Одна подруга устроила мне два или три раза встречу со своим исповедником. После общения с ним я чувствовала себя еще более безутешной, чем прежде. Речь его была приторной, он нахваливал веру, словно какой-нибудь продукт, который можно купить в магазине за углом. Я не могла примириться с потерей Эрнесто, а открытие, что не обладаю теперь своим собственным светом, еще более затрудняло мои попытки найти ответ.
Видишь ли, когда я встретила его и родилась наша любовь, я внезапно пришла к убеждению, что вся моя жизнь обрела смысл, я была счастлива от того, что существую на этом свете; благодарна всему, что сосуществовало вместе со мной; я чувствовала, что поднялась до самой высокой точки на своем жизненном пути, до наиболее надежной опоры, и была уверена: оттуда никто и ничто не сможет столкнуть меня. Во мне жила горделивая уверенность, какая свойственна людям, которые поняли все.
Многие годы я была убеждена, что прошла путь своими собственными ступнями, но оказалось, что самостоятельно я не сделала ни одного шага. Я никогда не замечала, что подо мной была лошадь, она-то и двигалась по дороге, а вовсе не я. И в тот момент, когда лошадь исчезла, я очутилась на своих собственных ногах, а они не удерживали меня, и шаги мои были неуверенными, как у маленького ребенка или старика.
Сначала я подумала, что надо бы опереться на какую-нибудь палку. Одним посохом могла стать религия, другой тростью — работа. Но идея моя прожила совсем недолго. Я почти сразу поняла, что опять совершу бог весть какую по счету ошибку. В сорок лет уже нет места для ошибок. И если ты вдруг оказываешься раздетой, нужно иметь мужество посмотреть в зеркало и увидеть себя такой, какая ты есть.
Мне предстояло все начинать сначала. Да, но с чего? С себя самой. Сказать это легко, но как же трудно сделать. Где я была? Кем я была? И когда в последний раз я была сама собой?

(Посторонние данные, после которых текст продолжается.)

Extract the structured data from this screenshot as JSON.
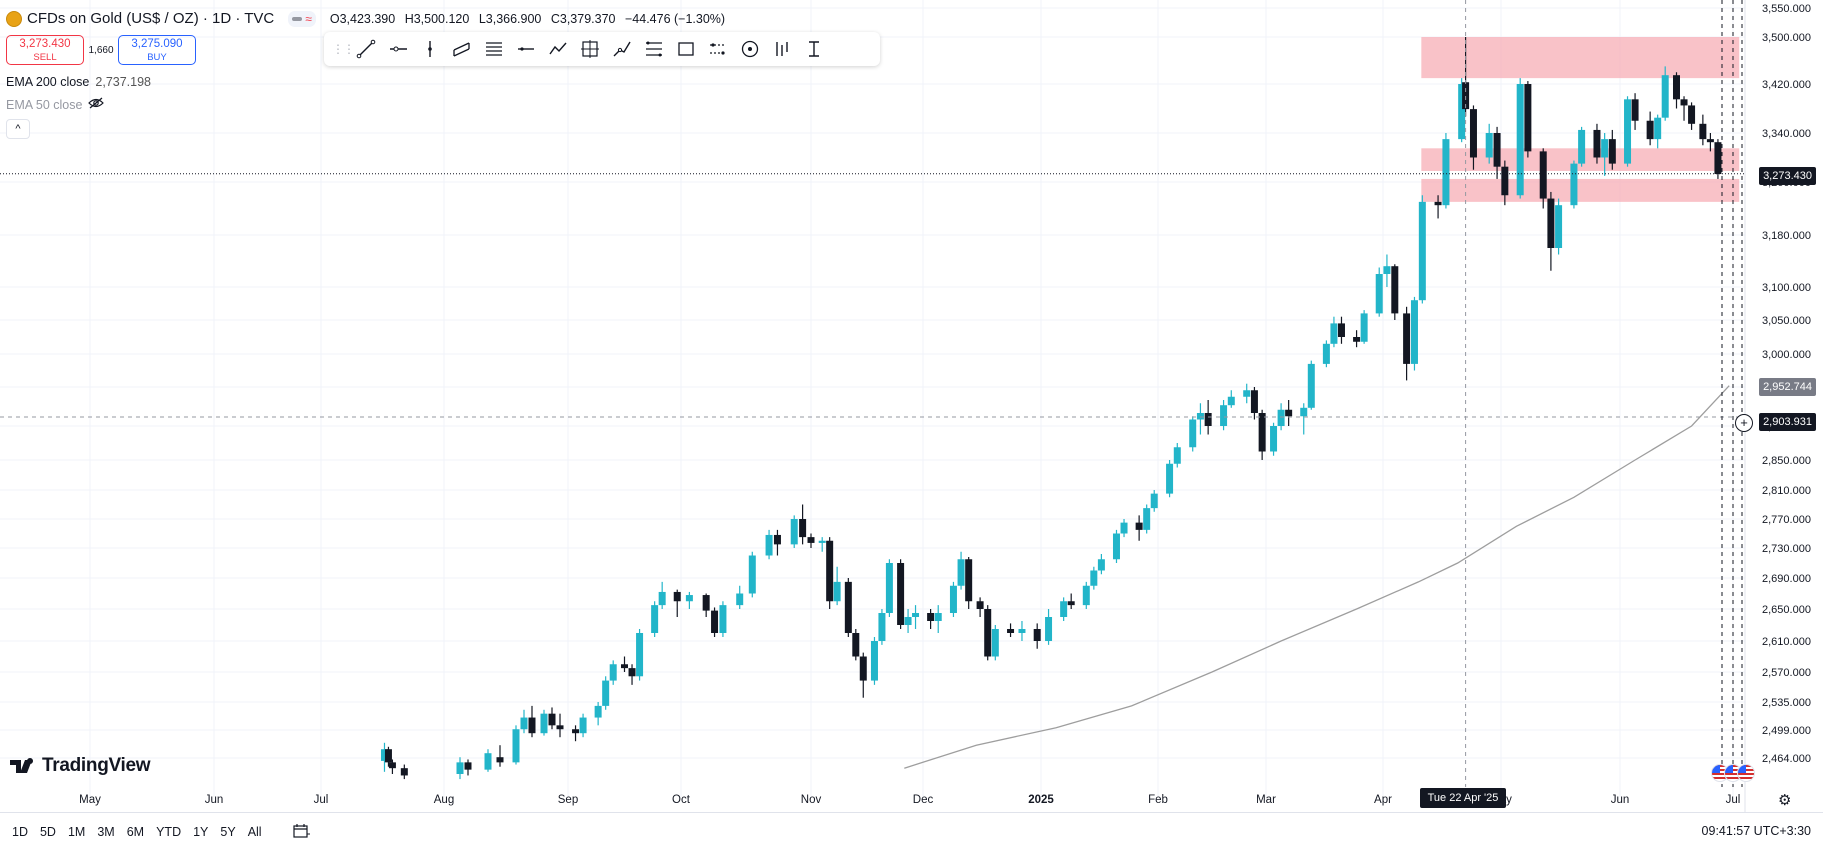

Я уже говорила тебе, что целыми часами бродила по плоскогорью. Иногда, чувствуя, что одиночество приведет к еще более мрачному состоянию души, я спускалась в город и, смешавшись с толпой, блуждала по главным улицам, пытаясь найти какое-нибудь облегчение.
Постепенно такие прогулки превратились для меня как бы в работу. Я уходила из дома вслед за Аугусто и возвращалась вместе с ним. Врач, лечивший меня, пояснил ему, что иногда при нервном истощении вполне естественно подобное стремление много двигаться. Поскольку мне не приходят мысли о самоубийстве, значит, мое поведение ничуть не опасно и следует позволять мне двигаться сколько угодно. Побегаю, побегаю, уверял он, и в конце концов успокоюсь. Аугусто согласился с объяснениями врача, хотя не знаю, поверил ли ему или, быть может, просто хотел жить спокойно; так или иначе, я была благодарна ему за то, что он весьма кстати отошел в сторону и не мешал мне бороться с моими мучительными переживаниями.